Tenant status and unit codes are stored in the keypad and updated by the property-management software. As long as the unit has power, it continues to allow operation as normal. All of the keypad-activity data is stored in memory and, once communication is re-established, that information is sent to the office computer. This ensures the activity log stays up-to-date and has no gaps.
While on the face many keypads might have the same look, the technology has changed. We don’t often hear about all the upgrades and changes that take place on the component side of the equipment, but be aware there have been numerous changes in performance, stability and reliability. The keypads and other electronic security components we use are nothing short of small computers. Just as computers continue to evolve, so do these devices.
Also, like computers, keypads sometimes need an upgrade. If your system is more than five years old, check with your vendor to see what upgrades are available and what is recommended.
IP-enabled equipment is fast becoming the standard in all areas of security. This boom in IP has affected the CCTV industry the most, but is now making its way into alarm and access-control equipment. This movement will soon allow all system components to “talk” to one another.

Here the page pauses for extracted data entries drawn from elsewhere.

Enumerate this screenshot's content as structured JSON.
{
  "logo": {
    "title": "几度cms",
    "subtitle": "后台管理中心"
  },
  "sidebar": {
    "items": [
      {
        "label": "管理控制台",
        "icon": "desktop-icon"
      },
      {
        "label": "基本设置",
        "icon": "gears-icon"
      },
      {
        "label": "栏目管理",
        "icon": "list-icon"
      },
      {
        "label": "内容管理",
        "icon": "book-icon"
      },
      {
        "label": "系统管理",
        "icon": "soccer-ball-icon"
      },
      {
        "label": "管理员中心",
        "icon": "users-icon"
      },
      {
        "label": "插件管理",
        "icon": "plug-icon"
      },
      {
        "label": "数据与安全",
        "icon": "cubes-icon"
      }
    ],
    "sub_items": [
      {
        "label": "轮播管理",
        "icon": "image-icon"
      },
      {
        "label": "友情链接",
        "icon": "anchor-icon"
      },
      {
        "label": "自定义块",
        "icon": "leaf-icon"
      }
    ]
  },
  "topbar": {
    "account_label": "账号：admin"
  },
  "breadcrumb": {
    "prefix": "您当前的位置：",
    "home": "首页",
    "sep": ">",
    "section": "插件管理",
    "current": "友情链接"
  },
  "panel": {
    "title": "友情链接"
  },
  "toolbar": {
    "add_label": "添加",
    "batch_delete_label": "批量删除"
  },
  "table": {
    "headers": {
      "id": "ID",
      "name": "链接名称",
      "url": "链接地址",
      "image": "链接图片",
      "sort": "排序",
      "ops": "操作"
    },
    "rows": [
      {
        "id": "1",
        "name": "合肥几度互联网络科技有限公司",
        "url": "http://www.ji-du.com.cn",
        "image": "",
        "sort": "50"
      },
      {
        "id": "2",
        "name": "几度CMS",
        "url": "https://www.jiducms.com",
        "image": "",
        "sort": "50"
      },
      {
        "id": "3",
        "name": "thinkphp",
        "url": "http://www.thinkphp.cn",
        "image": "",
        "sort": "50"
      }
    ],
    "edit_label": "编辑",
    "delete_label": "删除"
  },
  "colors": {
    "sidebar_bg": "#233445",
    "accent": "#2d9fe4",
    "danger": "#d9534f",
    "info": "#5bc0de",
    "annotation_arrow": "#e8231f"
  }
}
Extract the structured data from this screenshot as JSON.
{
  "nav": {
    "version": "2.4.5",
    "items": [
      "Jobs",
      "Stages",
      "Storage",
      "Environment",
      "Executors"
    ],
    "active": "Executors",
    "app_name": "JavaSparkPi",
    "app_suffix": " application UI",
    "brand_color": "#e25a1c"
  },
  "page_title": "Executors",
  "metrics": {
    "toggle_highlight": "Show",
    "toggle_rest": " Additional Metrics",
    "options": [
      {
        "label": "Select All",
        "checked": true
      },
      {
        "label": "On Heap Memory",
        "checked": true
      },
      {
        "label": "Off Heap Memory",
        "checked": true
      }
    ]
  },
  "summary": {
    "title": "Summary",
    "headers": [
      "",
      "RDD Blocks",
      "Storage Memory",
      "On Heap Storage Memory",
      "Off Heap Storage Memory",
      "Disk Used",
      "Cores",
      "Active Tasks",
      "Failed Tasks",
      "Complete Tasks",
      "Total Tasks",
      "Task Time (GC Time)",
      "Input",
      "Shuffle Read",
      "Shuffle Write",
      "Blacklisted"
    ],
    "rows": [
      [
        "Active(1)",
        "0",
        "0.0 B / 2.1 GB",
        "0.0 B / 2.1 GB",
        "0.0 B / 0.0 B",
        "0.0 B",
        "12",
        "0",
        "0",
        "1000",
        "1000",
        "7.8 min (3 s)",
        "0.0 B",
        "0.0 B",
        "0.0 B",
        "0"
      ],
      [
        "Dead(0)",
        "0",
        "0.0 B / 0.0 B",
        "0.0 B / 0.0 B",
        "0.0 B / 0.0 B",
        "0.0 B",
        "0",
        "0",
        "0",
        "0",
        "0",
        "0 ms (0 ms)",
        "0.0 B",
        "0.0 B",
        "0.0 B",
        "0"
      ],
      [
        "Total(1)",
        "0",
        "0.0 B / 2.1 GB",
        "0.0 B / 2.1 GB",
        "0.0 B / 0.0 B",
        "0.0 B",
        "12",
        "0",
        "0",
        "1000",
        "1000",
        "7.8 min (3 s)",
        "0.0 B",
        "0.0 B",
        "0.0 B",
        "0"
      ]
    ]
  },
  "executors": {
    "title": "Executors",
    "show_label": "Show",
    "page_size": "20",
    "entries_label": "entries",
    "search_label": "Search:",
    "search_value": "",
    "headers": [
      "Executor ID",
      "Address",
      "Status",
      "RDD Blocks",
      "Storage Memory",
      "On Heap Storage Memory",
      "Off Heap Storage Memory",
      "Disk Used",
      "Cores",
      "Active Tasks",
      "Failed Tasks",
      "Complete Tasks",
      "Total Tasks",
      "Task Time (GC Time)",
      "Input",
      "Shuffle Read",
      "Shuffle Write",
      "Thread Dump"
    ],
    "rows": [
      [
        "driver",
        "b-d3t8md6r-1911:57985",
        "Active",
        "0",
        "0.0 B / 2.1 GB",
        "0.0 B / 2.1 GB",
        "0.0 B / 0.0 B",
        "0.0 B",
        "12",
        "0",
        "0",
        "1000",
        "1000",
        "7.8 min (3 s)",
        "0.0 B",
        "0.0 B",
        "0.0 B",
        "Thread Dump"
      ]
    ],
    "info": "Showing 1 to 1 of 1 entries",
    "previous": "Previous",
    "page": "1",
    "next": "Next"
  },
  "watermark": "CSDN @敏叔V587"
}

The first major improvement has been in megapixel cameras. These cameras are much the same as the ones you would use to take photographs in that they provide a digital image that can be enlarged or zoomed in on with little to no distortion during playback. There are now 1- to 16-megapixel cameras, and while the higher-end versions are expensive, cameras in the 2- to 4-megapixel range are affordable and offer several benefits for the self-storage industry.